Related Websites

Senin, 13 April 2009

Meredam Konflik Pasca Pemilu Legislatif 2009


Pemilu legislatif telah diselenggarakan pada tanggal 9 April 2009. Suhu perpolitikan pun kian memanas, seiring dengan persaingan di antara para calon legislatif. Lobi–lobi politik pun cukup intens dilakukan oleh para calon presiden yang akan bertarung dalam pada pilpres mendatang.
Ketatnya persaingan antarcalon legislatif, disinyalir menjadi salah satu pemicu konflik dalam Pemilu. Kondisi ini jelas memacu Komisi Pemilihan Umum (KPU) dan Komisi Pemilihan Umum Daerah (KPUD) juga harus bekerja ekstra keras untuk bisa mewaspadai sejak dini kemungkinan terjadinya konflik selama pelaksanaan Pemilu.
Konflik tersebut muncul, apabila terdapat perbedaan pendapat, persaingan dan pertentangan di antara sejumlah individu, kelompok atau organisasi dalam upaya mendapatkan atau mempertahankan sumber-sumber dari keputusan yang dibuat untuk memperebutkan kekuasaan.
Konflik kekerasan merupakan fenomena yang selalu hadir (inherent omni-presence) dalam setiap pandangan dan kepentingan di antara kelompok-kelompok masyarakat dalam partai politik yang telah menjadi hal sangat alamiah dan sulit sekali untuk dihindarkan. Akan tetapi, hal itu akan menjadi persoalan besar tatkala cara untuk mengekspresikan perbedaan kepentingan diwujudkan dalam ekspresi yang tidak demokratis.
Kekerasan, atau apapun namanya, tidak akan bernilai positif. Bahkan sebaliknya, kekerasan hanya akan menarik dan memunculkan persoalan baru atau kekerasan lebih besar. Kekerasan hanya mewariskan penderitaan dan kesengsaraan bagi korbannya. Peradaban bangsa Indonesia ini akan semakin terpuruk jika budaya kekerasan terus disemaikan.

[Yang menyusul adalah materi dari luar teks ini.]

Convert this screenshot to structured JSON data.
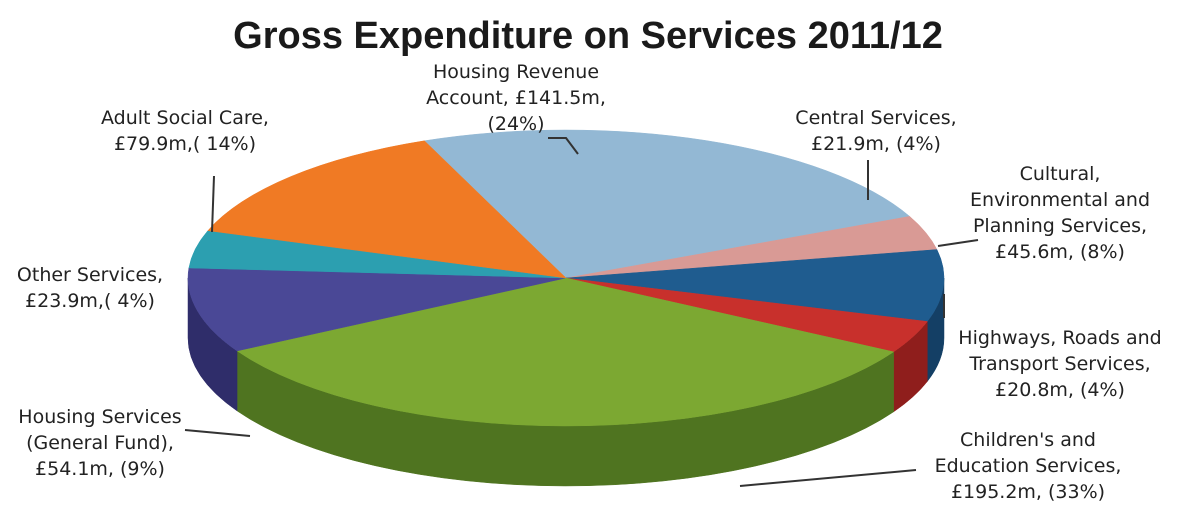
{
  "chart_data": {
    "type": "pie",
    "title": "Gross Expenditure on Services 2011/12",
    "slices": [
      {
        "name": "Housing Revenue Account",
        "value": 141.5,
        "percent": 24,
        "color": "#93b8d4",
        "side": "#6f94b2",
        "label_lines": [
          "Housing Revenue",
          "Account, £141.5m,",
          "(24%)"
        ]
      },
      {
        "name": "Central Services",
        "value": 21.9,
        "percent": 4,
        "color": "#d99a95",
        "side": "#b0706c",
        "label_lines": [
          "Central Services,",
          "£21.9m, (4%)"
        ]
      },
      {
        "name": "Cultural, Environmental and Planning Services",
        "value": 45.6,
        "percent": 8,
        "color": "#1f5c8f",
        "side": "#143f65",
        "label_lines": [
          "Cultural,",
          "Environmental and",
          "Planning Services,",
          "£45.6m, (8%)"
        ]
      },
      {
        "name": "Highways, Roads and Transport Services",
        "value": 20.8,
        "percent": 4,
        "color": "#c8302c",
        "side": "#8f1e1c",
        "label_lines": [
          "Highways, Roads and",
          "Transport Services,",
          "£20.8m, (4%)"
        ]
      },
      {
        "name": "Children's and Education Services",
        "value": 195.2,
        "percent": 33,
        "color": "#7ca832",
        "side": "#4f7420",
        "label_lines": [
          "Children's and",
          "Education Services,",
          "£195.2m, (33%)"
        ]
      },
      {
        "name": "Housing Services (General Fund)",
        "value": 54.1,
        "percent": 9,
        "color": "#4a4896",
        "side": "#2f2d6a",
        "label_lines": [
          "Housing Services",
          "(General Fund),",
          "£54.1m, (9%)"
        ]
      },
      {
        "name": "Other Services",
        "value": 23.9,
        "percent": 4,
        "color": "#2c9fb0",
        "side": "#1a6f7c",
        "label_lines": [
          "Other Services,",
          "£23.9m,( 4%)"
        ]
      },
      {
        "name": "Adult Social Care",
        "value": 79.9,
        "percent": 14,
        "color": "#f07a24",
        "side": "#b25410",
        "label_lines": [
          "Adult Social Care,",
          "£79.9m,( 14%)"
        ]
      }
    ]
  }
}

Benturan kepentingan dan perbedaan ideologi, baik yang bersifat horizontal antara kelompok partai yang satu dengan partai lainnya dari para pendukung calon legislatif masing-masing serta masyarakat dengan panitia KPU pun bisa menyebabkan konflik, bila pada tingkat KPUD, yang tidak bersifat netral terutama saat penghitungan suara. Karena bagaimanapun, dalam kondisi tersebut banyak terjadi kecurangan politik. Yang sudah seharusnya bisa direduksi oleh setiap panitia pengawas Pemilu 2009. Ada beberapa cara untuk mencegah yang harus dilakukan oleh KPU Pusat, Panwaslu dan KPUD jika nantinya terjadi konflik pasca Pemilu legislatif 2009. Pertama, perlu dilakukan koalisi pemerintah pusat dan daerah yang stabil di antara partai-partai politik.

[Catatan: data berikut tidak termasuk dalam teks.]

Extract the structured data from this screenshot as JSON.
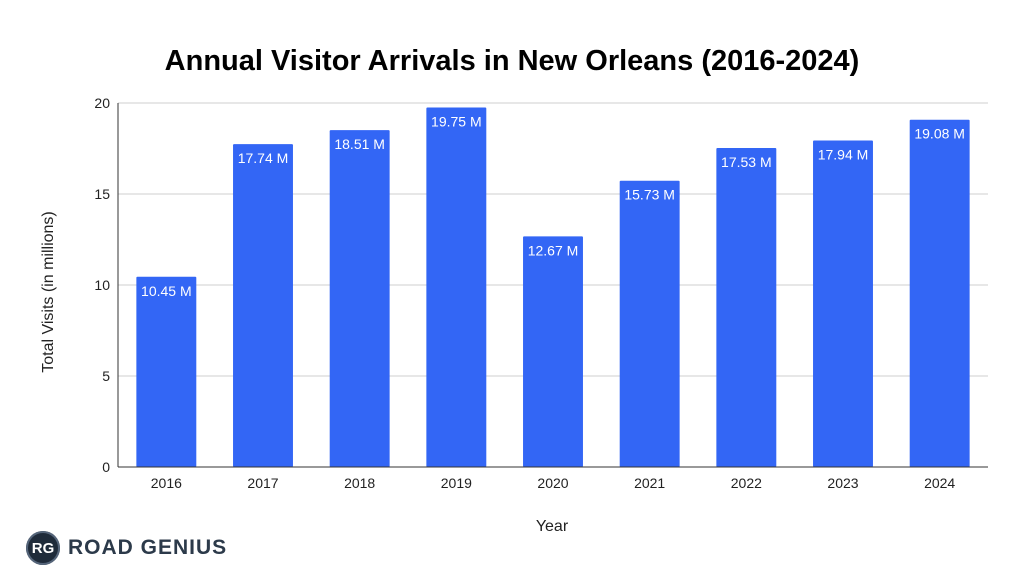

Kedua, perlunya penerapan prinsip proporsionalitas. Menurut prinsip ini, posisi-posisi pemerintahan daerah yang penting didistribusikan kepada partai-partai politik, sesuai dengan proporsi jumlahnya dalam keseluruhan penduduk.
Ketiga, diterapkannnya sistem saling veto. Yakni sebuah siswam di mana keputusan politik tidak akan diputuskan tanpa disetujui oleh semua partai politik yang berkonflik.
Kekerasan sebagai letupan kristalisasi atas ketidakpuasan massa terhadap perbedaan, politik haruslah bisa diredam dan disikapi dengan kepala dingin serta mengedepankan nalar yang kritis secara arif dan bijaksana dalam memandang sebuah persoalan politik. Bukan lantas mengusung egoisme serta anarkisme secara brutal dalam menyelesaikan masalah sosial-politik.